Thanksgiving has come and gone but the pie I ate
during the month of November that day is still being digested by my body. Oh well.
(Side note: this post has been saved in my “drafts” since the Saturday after Thanksgiving. In that time I’ve started a new job in Manhattan, lost five pounds (what?!), and went from never running more than a mile in my life to running three miles this past Friday. I’m running a 5K in February.)
Last year my family came together in Maine, this year it was Connecticut. Wherever we are, though, they know that I like to sleep. The night before the Big Day I asked my Aunt Cathy to wake me up in order to take a picture of the turkey, which was being brined in a lobster pot (you read correctly) outside. She tied it down to the BBQ because it was freezing and she was out of room in the fridge. The fridge was filled with cheese. And beer.
Anyway, my Uncle Mike took this picture for me and I got to sleep until 11a.m. I woke up just in time to see Johnny Weir as the snow princess of the Thanksgiving Day Parade. It was glorious.
A few hours later it was time to feast. My Aunt Cathy made this Butternut Squash Soup with Sage (minus the parmesan croutons) to start and it was fabulous. If you’ve never made butternut squash soup before, try this recipe. The sage makes it just “fancy” enough for entertaining purposes, but it’s easy enough to prepare that you can make it in batches in an old blender becaues you forgot your immersion blender in Brooklyn, for example.
Creamy soup + Harpoon Grateful Harvest (brewed with cranberries!)
Dinner was a palate of buttery, salty and sweet things, mostly sourced from Whole Foods Market (in my opinion, the Cornbread Stuffing with Country Sausage and Spinach is one of the best items on the holiday menu). My favorite part is always the vegetables baked along with the turkey. The most flavorful carrots and celery, yum!

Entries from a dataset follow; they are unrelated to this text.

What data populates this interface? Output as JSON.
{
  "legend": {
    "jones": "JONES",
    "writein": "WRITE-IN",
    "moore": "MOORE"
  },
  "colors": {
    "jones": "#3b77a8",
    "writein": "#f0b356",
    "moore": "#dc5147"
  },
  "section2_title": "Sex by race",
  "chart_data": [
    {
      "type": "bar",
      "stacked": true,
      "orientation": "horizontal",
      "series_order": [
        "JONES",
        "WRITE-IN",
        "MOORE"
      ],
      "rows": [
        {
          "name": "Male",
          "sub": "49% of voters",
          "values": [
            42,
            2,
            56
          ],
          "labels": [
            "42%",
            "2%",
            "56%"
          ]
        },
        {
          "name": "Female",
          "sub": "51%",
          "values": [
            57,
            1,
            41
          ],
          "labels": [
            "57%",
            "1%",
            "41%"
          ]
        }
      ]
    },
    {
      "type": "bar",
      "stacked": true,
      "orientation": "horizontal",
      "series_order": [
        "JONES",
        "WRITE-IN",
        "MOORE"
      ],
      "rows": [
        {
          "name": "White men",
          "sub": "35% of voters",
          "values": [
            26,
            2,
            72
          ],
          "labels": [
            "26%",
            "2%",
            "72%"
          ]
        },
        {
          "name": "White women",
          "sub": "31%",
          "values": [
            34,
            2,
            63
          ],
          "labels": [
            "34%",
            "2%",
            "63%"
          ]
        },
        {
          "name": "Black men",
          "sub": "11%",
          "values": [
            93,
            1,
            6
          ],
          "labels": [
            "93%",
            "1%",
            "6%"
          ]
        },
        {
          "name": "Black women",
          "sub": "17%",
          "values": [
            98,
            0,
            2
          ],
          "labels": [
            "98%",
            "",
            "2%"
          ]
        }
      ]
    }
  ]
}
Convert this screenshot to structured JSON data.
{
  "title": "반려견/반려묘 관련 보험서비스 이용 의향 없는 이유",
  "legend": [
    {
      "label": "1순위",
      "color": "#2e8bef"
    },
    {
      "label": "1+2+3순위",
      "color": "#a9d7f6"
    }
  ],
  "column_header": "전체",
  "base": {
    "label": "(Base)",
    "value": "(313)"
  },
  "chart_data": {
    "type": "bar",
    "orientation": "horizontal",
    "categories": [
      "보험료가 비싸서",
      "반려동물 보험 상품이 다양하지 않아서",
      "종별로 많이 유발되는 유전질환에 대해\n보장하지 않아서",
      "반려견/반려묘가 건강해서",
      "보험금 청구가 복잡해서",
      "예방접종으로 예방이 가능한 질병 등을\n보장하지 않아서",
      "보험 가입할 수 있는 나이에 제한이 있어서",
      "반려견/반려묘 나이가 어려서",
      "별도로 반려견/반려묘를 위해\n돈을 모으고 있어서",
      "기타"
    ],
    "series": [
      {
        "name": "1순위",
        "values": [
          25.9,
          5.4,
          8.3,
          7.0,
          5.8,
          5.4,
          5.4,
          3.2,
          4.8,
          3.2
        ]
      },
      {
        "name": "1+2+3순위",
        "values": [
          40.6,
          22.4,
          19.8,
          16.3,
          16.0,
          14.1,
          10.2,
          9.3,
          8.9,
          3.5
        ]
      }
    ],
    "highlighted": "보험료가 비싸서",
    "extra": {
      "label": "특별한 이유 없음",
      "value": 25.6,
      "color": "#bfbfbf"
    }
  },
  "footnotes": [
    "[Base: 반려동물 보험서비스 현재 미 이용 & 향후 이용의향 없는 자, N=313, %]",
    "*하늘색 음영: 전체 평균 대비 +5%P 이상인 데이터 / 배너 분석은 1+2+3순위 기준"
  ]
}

The next day I went to work and returned to my aunt’s house to find a plethora of food being escorted out of the kitchen. The definition of perfect timing.
My Aunt Barbara was in charge of bringing what my family calls Snickety Snacks (a.k.a snacks) and she always does a stellar job. Capers, eggplant dip, feta dip, roasted red pepper dip. Nuts. Caramel. We don’t mess around.
Olives and crackers for dipping into the dips.
The icing on the Snickety cake? A mountain of cheese glory inspired by something my Aunt B discovered at an unnamed grocery store (a.k.a not Whole Foods). If you want to eat something delicious, you’ll need:
A wheel of blue brie and mascarpone for the center. Cover the brie in mascarpone (yes, cover cheese with cheese. Totally genius).
Chopped dried apples and pecans, dried cranberries and caramel sauce. Smother the cheese in this sweet mixture.
Dig in. Take a nap. Watch “Elf.” Eat more pie.
This year I’m thankful for my always-supportive family, my boyfriend, my awesome job, my knees, coconut water and lululemon.